How Danish Culture Affects Change Management

Aligning your change mangement work with the culture in which it is practiced is essential to obtain success.

author picture Article written by Anna Balk-Møller

Danes are odd. Objectively speaking – we are weird. Danish culture has the interesting characteristic of being at extreme ends of many measurable, cultural dimensions. And of course, this also impacts how we do change management. But in what way?

At a conference hosted by Prosci this year, the Expert panel – consisting of change management specialist from around the globe – was asked questions on how different cultures impact our change management work. Great observations were aired out in this forum. And it was clear, that even though we do the same things – we adapt differently depending on the culture we operate in.

Understanding our (cultural) profile diminishes our unconscious biases. We cannot NOT have biases. But when they become conscious, we can adapt specific tactics to put into different parts of our change management work. 

An example is the way we appeal to decision makers to prioritise change management in the first place. According to Prosci’s best practise research findings, there are five major reasons for why change management is important: 

  1. Benefit realisation and financial outcome (will we actually achieve what we hope for?)
  2. Project impact and risk management (keeping budget and time)
  3. Results of past projects (changing an unfortunate streak of not succeeding)
  4. Employee reactions and resistance (unavoidable, but costly if not managed)
  5. Business performance improvement (minimising the productivity dip that is inherent in change)

In Denmark, especially #2 Project impact and risk management are recognised as a solid ‘why’. From a cultural perspective, this is aligned with a Danish focus on keeping deadlines. Even though people across cultures all rely on trust as a foundation for everything, what generates trust has big cultural variations. And for Danes being timely is the primary trust generator. Therefore, tapping into the correlation between change management and keeping project timelines, budgets and objectives is probably one of our most commonly used reason for ‘why’.

Danish traits that supports change management

When Danish decision makers then include change management in their transformation projects, it is often done with a relatively good level of maturity. Although Danish organisations are diverse in how maturely they apply change management, we do fairly well in general. One of the reasons could be explained by a significant cultural trait. A trait that is at the very core of the concept of change – uncertainty avoidance.

Resistance to change is a natural human reaction. No one likes to leave ‘the known’ [pick any of the following: ways of working, surroundings, IT systems, etc.]. However, Danes are significantly more uncomfortable with change than most other people around the globe. We actually hold the 4th highest score on Uncertainty Avoidance (5,22 on a scale from 1-7 according to the Globe Study). Being that uncomfortable with uncertainty is a solid motivation for taming the chaos that inevitably follow change. And thus, Danish organisations might be more willing to invest in managing change. 
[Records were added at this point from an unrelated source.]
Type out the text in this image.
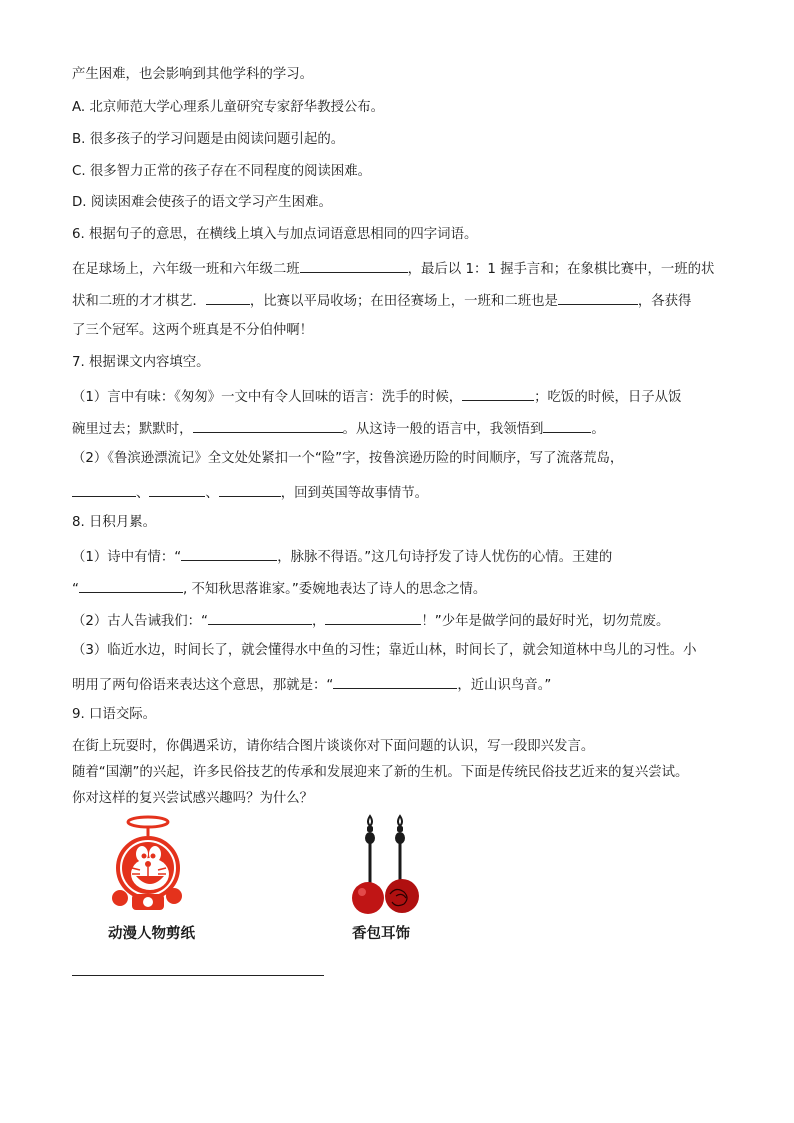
产生困难，也会影响到其他学科的学习。
A. 北京师范大学心理系儿童研究专家舒华教授公布。
B. 很多孩子的学习问题是由阅读问题引起的。
C. 很多智力正常的孩子存在不同程度的阅读困难。
D. 阅读困难会使孩子的语文学习产生困难。
6. 根据句子的意思，在横线上填入与加点词语意思相同的四字词语。
在足球场上，六年级一班和六年级二班	，最后以 1：1 握手言和；在象棋比赛中，一班的状
状和二班的才才棋艺．	，比赛以平局收场；在田径赛场上，一班和二班也是	，各获得
了三个冠军。这两个班真是不分伯仲啊！
7. 根据课文内容填空。
（1）言中有味：《匆匆》一文中有令人回味的语言：洗手的时候，	；吃饭的时候，日子从饭
碗里过去；默默时，	。从这诗一般的语言中，我领悟到	。
（2）《鲁滨逊漂流记》全文处处紧扣一个“险”字，按鲁滨逊历险的时间顺序，写了流落荒岛，
、	、	，回到英国等故事情节。
8. 日积月累。
（1）诗中有情：“	，脉脉不得语。”这几句诗抒发了诗人忧伤的心情。王建的
“	, 不知秋思落谁家。”委婉地表达了诗人的思念之情。
（2）古人告诫我们：“	，	！”少年是做学问的最好时光，切勿荒废。
（3）临近水边，时间长了，就会懂得水中鱼的习性；靠近山林，时间长了，就会知道林中鸟儿的习性。小
明用了两句俗语来表达这个意思，那就是：“	，近山识鸟音。”
9. 口语交际。
在街上玩耍时，你偶遇采访，请你结合图片谈谈你对下面问题的认识，写一段即兴发言。
随着“国潮”的兴起，许多民俗技艺的传承和发展迎来了新的生机。下面是传统民俗技艺近来的复兴尝试。
你对这样的复兴尝试感兴趣吗？为什么？
动漫人物剪纸	香包耳饰
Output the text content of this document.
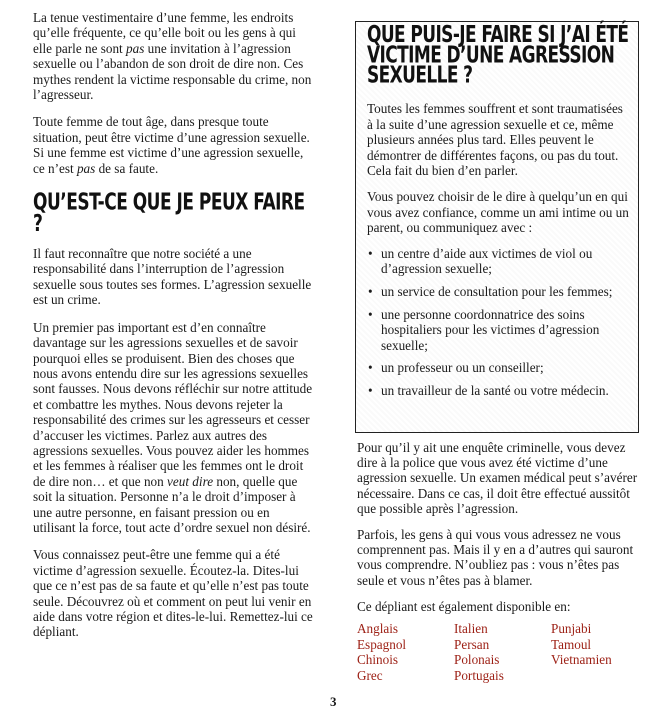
La tenue vestimentaire d’une femme, les endroits qu’elle fréquente, ce qu’elle boit ou les gens à qui elle parle ne sont pas une invitation à l’agression sexuelle ou l’abandon de son droit de dire non. Ces mythes rendent la victime responsable du crime, non l’agresseur.

Toute femme de tout âge, dans presque toute situation, peut être victime d’une agression sexuelle. Si une femme est victime d’une agression sexuelle, ce n’est pas de sa faute.

QU’EST-CE QUE JE PEUX FAIRE ?

Il faut reconnaître que notre société a une responsabilité dans l’interruption de l’agression sexuelle sous toutes ses formes. L’agression sexuelle est un crime.

Un premier pas important est d’en connaître davantage sur les agressions sexuelles et de savoir pourquoi elles se produisent. Bien des choses que nous avons entendu dire sur les agressions sexuelles sont fausses. Nous devons réfléchir sur notre attitude et combattre les mythes. Nous devons rejeter la responsabilité des crimes sur les agresseurs et cesser d’accuser les victimes. Parlez aux autres des agressions sexuelles. Vous pouvez aider les hommes et les femmes à réaliser que les femmes ont le droit de dire non… et que non veut dire non, quelle que soit la situation. Personne n’a le droit d’imposer à une autre personne, en faisant pression ou en utilisant la force, tout acte d’ordre sexuel non désiré.

Vous connaissez peut-être une femme qui a été victime d’agression sexuelle. Écoutez-la. Dites-lui que ce n’est pas de sa faute et qu’elle n’est pas toute seule. Découvrez où et comment on peut lui venir en aide dans votre région et dites-le-lui. Remettez-lui ce dépliant.

QUE PUIS-JE FAIRE SI J’AI ÉTÉ VICTIME D’UNE AGRESSION SEXUELLE ?

Toutes les femmes souffrent et sont traumatisées à la suite d’une agression sexuelle et ce, même plusieurs années plus tard. Elles peuvent le démontrer de différentes façons, ou pas du tout. Cela fait du bien d’en parler.

Vous pouvez choisir de le dire à quelqu’un en qui vous avez confiance, comme un ami intime ou un parent, ou communiquez avec :

• un centre d’aide aux victimes de viol ou d’agression sexuelle;
• un service de consultation pour les femmes;
• une personne coordonnatrice des soins hospitaliers pour les victimes d’agression sexuelle;
• un professeur ou un conseiller;
• un travailleur de la santé ou votre médecin.

Pour qu’il y ait une enquête criminelle, vous devez dire à la police que vous avez été victime d’une agression sexuelle. Un examen médical peut s’avérer nécessaire. Dans ce cas, il doit être effectué aussitôt que possible après l’agression.

Parfois, les gens à qui vous vous adressez ne vous comprennent pas. Mais il y en a d’autres qui sauront vous comprendre. N’oubliez pas : vous n’êtes pas seule et vous n’êtes pas à blamer.

Ce dépliant est également disponible en:

Anglais	Italien	Punjabi
Espagnol	Persan	Tamoul
Chinois	Polonais	Vietnamien
Grec	Portugais
3
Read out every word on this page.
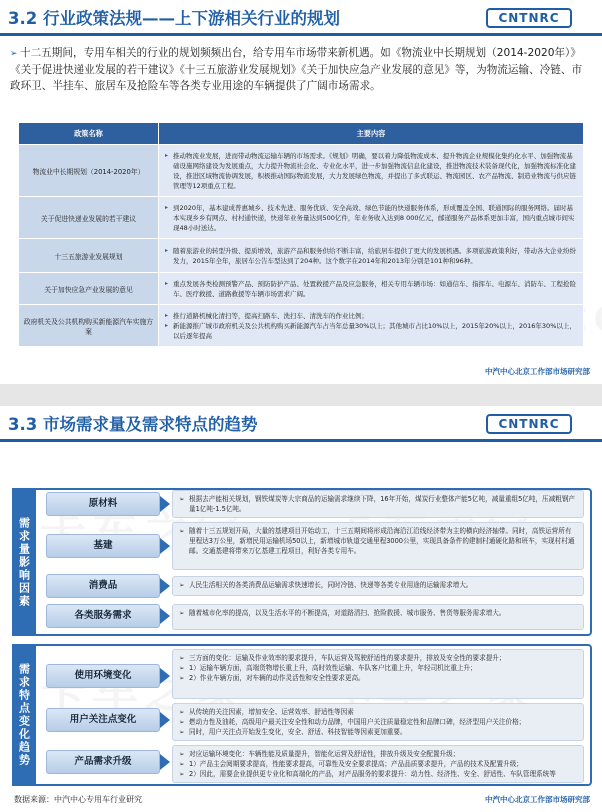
3.2 行业政策法规——上下游相关行业的规划	CNTNRC
➢ 十二五期间，专用车相关的行业的规划频频出台，给专用车市场带来新机遇。如《物流业中长期规划（2014-2020年）》《关于促进快递业发展的若干建议》《十三五旅游业发展规划》《关于加快应急产业发展的意见》等，为物流运输、冷链、市政环卫、半挂车、旅居车及抢险车等各类专业用途的车辆提供了广阔市场需求。
政策名称	主要内容
物流业中长期规划（2014-2020年）	▸ 推动物流业发展，进而带动物流运输车辆的市场需求。《规划》明确，要以着力降低物流成本、提升物流企业规模化集约化水平、加强物流基础设施网络建设为发展重点，大力提升物流社会化、专业化水平，进一步加强物流信息化建设，推进物流技术装备现代化，加强物流标准化建设，推进区域物流协调发展，积极推动国际物流发展，大力发展绿色物流，并提出了多式联运、物流园区、农产品物流、制造业物流与供应链管理等12项重点工程。

关于促进快递业发展的若干建议	▸ 到2020年，基本建成普惠城乡、技术先进、服务优质、安全高效、绿色节能的快递服务体系，形成覆盖全国、联通国际的服务网络。届时基本实现乡乡有网点、村村通快递，快递年业务量达到500亿件，年业务收入达到8 000亿元，邮递服务产品体系更加丰富，国内重点城市间实现48小时送达。

十三五旅游业发展规划	▸ 随着旅游业的转型升级、提质增效，旅游产品和服务供给不断丰富，给旅居车提供了更大的发展机遇。多项旅游政策利好，带动各大企业纷纷发力，2015年全年，旅居车公告车型达到了204种。这个数字在2014年和2013年分别是101种和96种。

关于加快应急产业发展的意见	▸ 重点发展各类检测预警产品、预防防护产品、处置救援产品及应急服务，相关专用车辆市场：如通信车、指挥车、电源车、消防车、工程抢险车、医疗救援、道路救援等车辆市场需求广阔。

政府机关及公共机构购买新能源汽车实施方案	▸ 推行道路机械化清扫等，提高扫路车、洗扫车、清洗车的作业比例；
▸ 新能源推广城市政府机关及公共机构购买新能源汽车占当年总量30%以上；其他城市占比10%以上，2015年20%以上，2016年30%以上，以后逐年提高
中汽中心北京工作部市场研究部
3.3 市场需求量及需求特点的趋势	CNTNRC
需求量影响因素
需求特点变化趋势
原材料	➢ 根据去产能相关规划，钢铁煤炭等大宗商品的运输需求继续下降，16年开始，煤炭行业整体产能5亿吨，减量重组5亿吨，压减粗钢产量1亿吨-1.5亿吨。
基建
➢ 随着十三五规划开局，大量的基建项目开始动工，十三五期间将形成沿海沿江沿线经济带为主的横向经济轴带。同时，高铁运营所有里程达3万公里，新增民用运输机场50以上，新增城市轨道交通里程3000公里，实现具备条件的建制村通硬化路和班车，实现村村通邮。交通基建将带来万亿基建工程项目，利好各类专用车。
消费品	➢ 人民生活相关的各类消费品运输需求快速增长，同时冷链、快递等各类专业用途的运输需求增大。
各类服务需求	➢ 随着城市化率的提高，以及生活水平的不断提高，对道路清扫、抢险救援、城市服务、售货等服务需求增大。
使用环境变化
➢ 三方面的变化：运输及作业效率的要求提升，车队运营及驾驶舒适性的要求提升，排放及安全性的要求提升；
➢ 1）运输车辆方面，高端货物增长重上升，高时效性运输、车队客户比重上升，年轻司机比重上升；
➢ 2）作业车辆方面，对车辆的动作灵活性和安全性要求更高。
用户关注点变化
➢ 从传统的关注因素，增加安全、运营效率、舒适性等因素
➢ 燃动力性及油耗，高级用户最关注安全性和动力品牌，中国用户关注质量稳定性和品牌口碑，经济型用户关注价格；
➢ 同时，用户关注点开始发生变化，安全、舒适、科技智能等因素更加重要。
产品需求升级
➢ 对应运输环境变化：车辆性能及质量提升，智能化运营及舒适性，排放升级及安全配置升级；
➢ 1）产品主会阅期要求提高，性能要求提高，可靠性及安全要求提高；产品品质要求提升，产品的技术及配置升级；
➢ 2）因此，需要企业提供更专业化和高端化的产品，对产品服务的要求提升：动力性、经济性、安全、舒适性、车队管理系统等
数据来源：中汽中心专用车行业研究	中汽中心北京工作部市场研究部
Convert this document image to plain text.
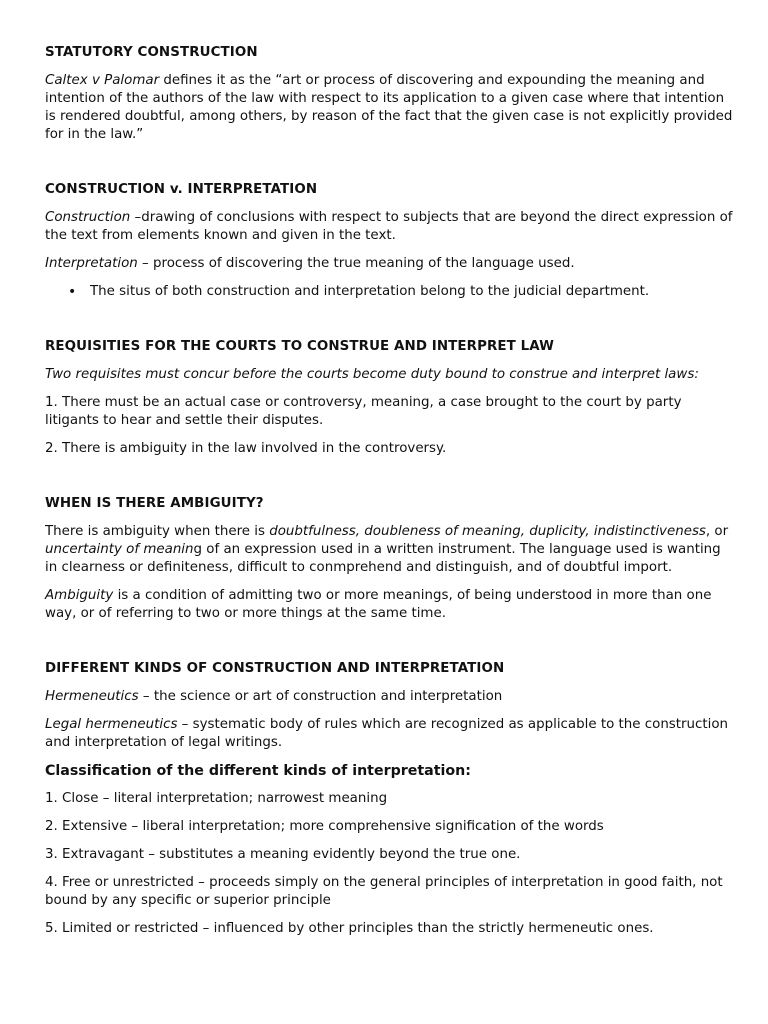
STATUTORY CONSTRUCTION

Caltex v Palomar defines it as the “art or process of discovering and expounding the meaning and intention of the authors of the law with respect to its application to a given case where that intention is rendered doubtful, among others, by reason of the fact that the given case is not explicitly provided for in the law.”

CONSTRUCTION v. INTERPRETATION

Construction –drawing of conclusions with respect to subjects that are beyond the direct expression of the text from elements known and given in the text.

Interpretation – process of discovering the true meaning of the language used.

• The situs of both construction and interpretation belong to the judicial department.
REQUISITIES FOR THE COURTS TO CONSTRUE AND INTERPRET LAW

Two requisites must concur before the courts become duty bound to construe and interpret laws:

1. There must be an actual case or controversy, meaning, a case brought to the court by party litigants to hear and settle their disputes.

2. There is ambiguity in the law involved in the controversy.

WHEN IS THERE AMBIGUITY?

There is ambiguity when there is doubtfulness, doubleness of meaning, duplicity, indistinctiveness, or uncertainty of meaning of an expression used in a written instrument. The language used is wanting in clearness or definiteness, difficult to conmprehend and distinguish, and of doubtful import.

Ambiguity is a condition of admitting two or more meanings, of being understood in more than one way, or of referring to two or more things at the same time.

DIFFERENT KINDS OF CONSTRUCTION AND INTERPRETATION

Hermeneutics – the science or art of construction and interpretation

Legal hermeneutics – systematic body of rules which are recognized as applicable to the construction and interpretation of legal writings.

Classification of the different kinds of interpretation:

1. Close – literal interpretation; narrowest meaning

2. Extensive – liberal interpretation; more comprehensive signification of the words

3. Extravagant – substitutes a meaning evidently beyond the true one.

4. Free or unrestricted – proceeds simply on the general principles of interpretation in good faith, not bound by any specific or superior principle

5. Limited or restricted – influenced by other principles than the strictly hermeneutic ones.
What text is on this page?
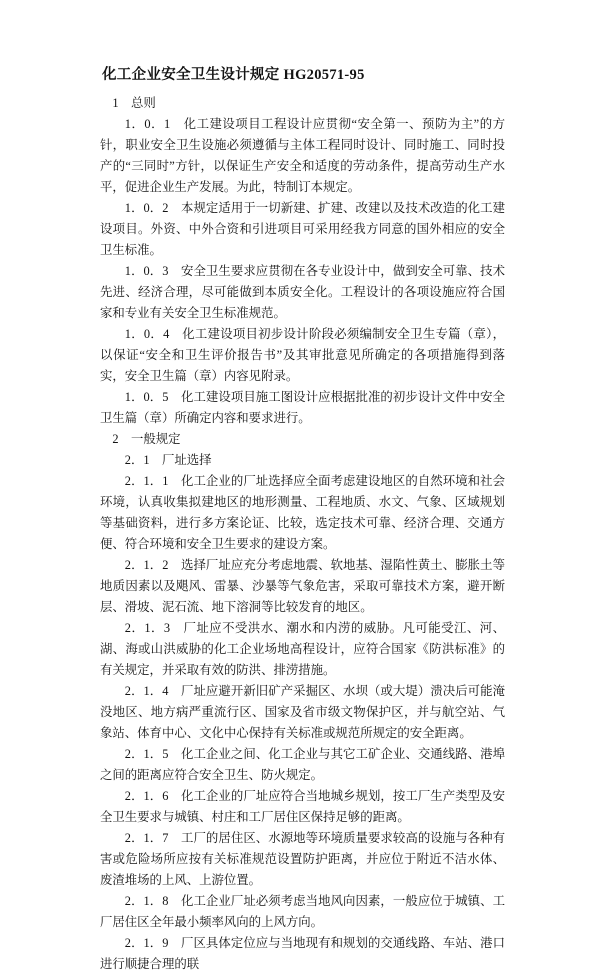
化工企业安全卫生设计规定 HG20571-95

1　总则

1．0．1　化工建设项目工程设计应贯彻“安全第一、预防为主”的方针，职业安全卫生设施必须遵循与主体工程同时设计、同时施工、同时投产的“三同时”方针，以保证生产安全和适度的劳动条件，提高劳动生产水平，促进企业生产发展。为此，特制订本规定。

1．0．2　本规定适用于一切新建、扩建、改建以及技术改造的化工建设项目。外资、中外合资和引进项目可采用经我方同意的国外相应的安全卫生标准。

1．0．3　安全卫生要求应贯彻在各专业设计中，做到安全可靠、技术先进、经济合理，尽可能做到本质安全化。工程设计的各项设施应符合国家和专业有关安全卫生标准规范。

1．0．4　化工建设项目初步设计阶段必须编制安全卫生专篇（章），以保证“安全和卫生评价报告书”及其审批意见所确定的各项措施得到落实，安全卫生篇（章）内容见附录。

1．0．5　化工建设项目施工图设计应根据批准的初步设计文件中安全卫生篇（章）所确定内容和要求进行。

2　一般规定

2．1　厂址选择

2．1．1　化工企业的厂址选择应全面考虑建设地区的自然环境和社会环境，认真收集拟建地区的地形测量、工程地质、水文、气象、区域规划等基础资料，进行多方案论证、比较，选定技术可靠、经济合理、交通方便、符合环境和安全卫生要求的建设方案。

2．1．2　选择厂址应充分考虑地震、软地基、湿陷性黄土、膨胀土等地质因素以及飓风、雷暴、沙暴等气象危害，采取可靠技术方案，避开断层、滑坡、泥石流、地下溶洞等比较发育的地区。

2．1．3　厂址应不受洪水、潮水和内涝的威胁。凡可能受江、河、湖、海或山洪威胁的化工企业场地高程设计，应符合国家《防洪标准》的有关规定，并采取有效的防洪、排涝措施。

2．1．4　厂址应避开新旧矿产采掘区、水坝（或大堤）溃决后可能淹没地区、地方病严重流行区、国家及省市级文物保护区，并与航空站、气象站、体育中心、文化中心保持有关标准或规范所规定的安全距离。

2．1．5　化工企业之间、化工企业与其它工矿企业、交通线路、港埠之间的距离应符合安全卫生、防火规定。

2．1．6　化工企业的厂址应符合当地城乡规划，按工厂生产类型及安全卫生要求与城镇、村庄和工厂居住区保持足够的距离。

2．1．7　工厂的居住区、水源地等环境质量要求较高的设施与各种有害或危险场所应按有关标准规范设置防护距离，并应位于附近不洁水体、废渣堆场的上风、上游位置。

2．1．8　化工企业厂址必须考虑当地风向因素，一般应位于城镇、工厂居住区全年最小频率风向的上风方向。

2．1．9　厂区具体定位应与当地现有和规划的交通线路、车站、港口进行顺捷合理的联
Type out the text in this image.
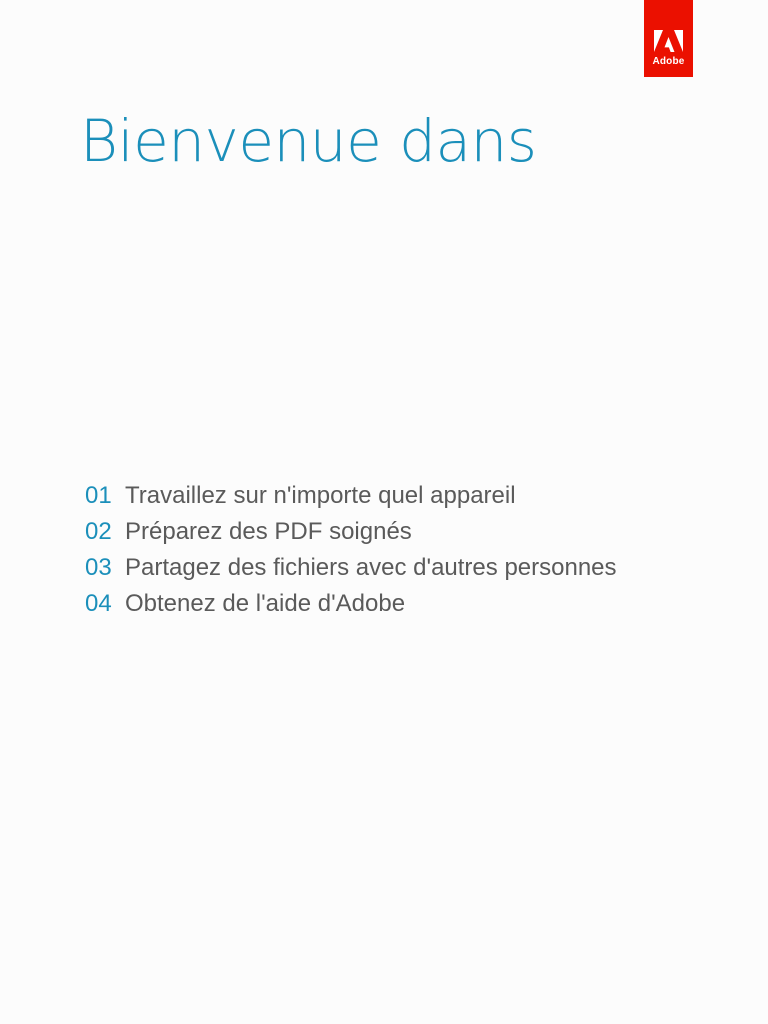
Adobe
Bienvenue dans
01 Travaillez sur n'importe quel appareil
02 Préparez des PDF soignés
03 Partagez des fichiers avec d'autres personnes
04 Obtenez de l'aide d'Adobe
When it comes to actually getting our hands dirty in executing change management, the knowledge of cultural traits also helps us prioritise our efforts. As an example, Danes have relatively high emotional expressiveness as well as a moderate assertiveness. These parameters are off course individual, but as a general we still have less tendency to prioritise face saving, we are open, outspoken, and direct. Knowing this makes resistance management easier in Denmark. We do not usually have to make special plans to ensure that we get honest feedback. Most are quite comfortable [sometimes annoyingly comfortable] openly speaking their minds and challenging directions.

If I – oblivious to culture – applied the same resistance management procedure that succeeded in Denmark in another context, it is likely that I would massively f*** up.

Danish traits that traps change management

Danish preferences of course also challenge our change management efforts. Or if not directly challenge, then at least require us to make conscious efforts to supplement tactics that would be stronger in other contexts.

To exemplify, the Danish culture is highly egalitarian. We hold yet another record of having the all-time lowest score on power distance. This means that most Danish organisations have very flat organisational structures and we generally place very little importance on authority (and any trinkets that symbolise that). We want and expect to meet our superiors at eye level.

The implication for change management is that one of the most effective tools – Sponsorship – is not as effective in Denmark. For the past 20 years, ‘active and visible sponsorship’ have turned up as the number one reason for success according to Prosci’s best practice findings. It is off course still important to engage sponsors in Denmark, but we need to be aware of how we do it.

So, just making a video with the company CEO advocating the change is not worth the effort. Here, he/she must commit to meeting the employees in person. And even that is not enough – the nearest manager will have to take on some of the sponsorship responsibilities too. Because the message of the CEO alone does not necessarily lead to the same strong results in Denmark as it might do in other cultures.

It is great to have solid best practice change management approaches to lean on and be guided by. But please fellow change managers – make the extra effort to understand the cultural drivers that inevitably influence your work. Is will make us far better at our mission, when we actually understand why our tactics work or fail.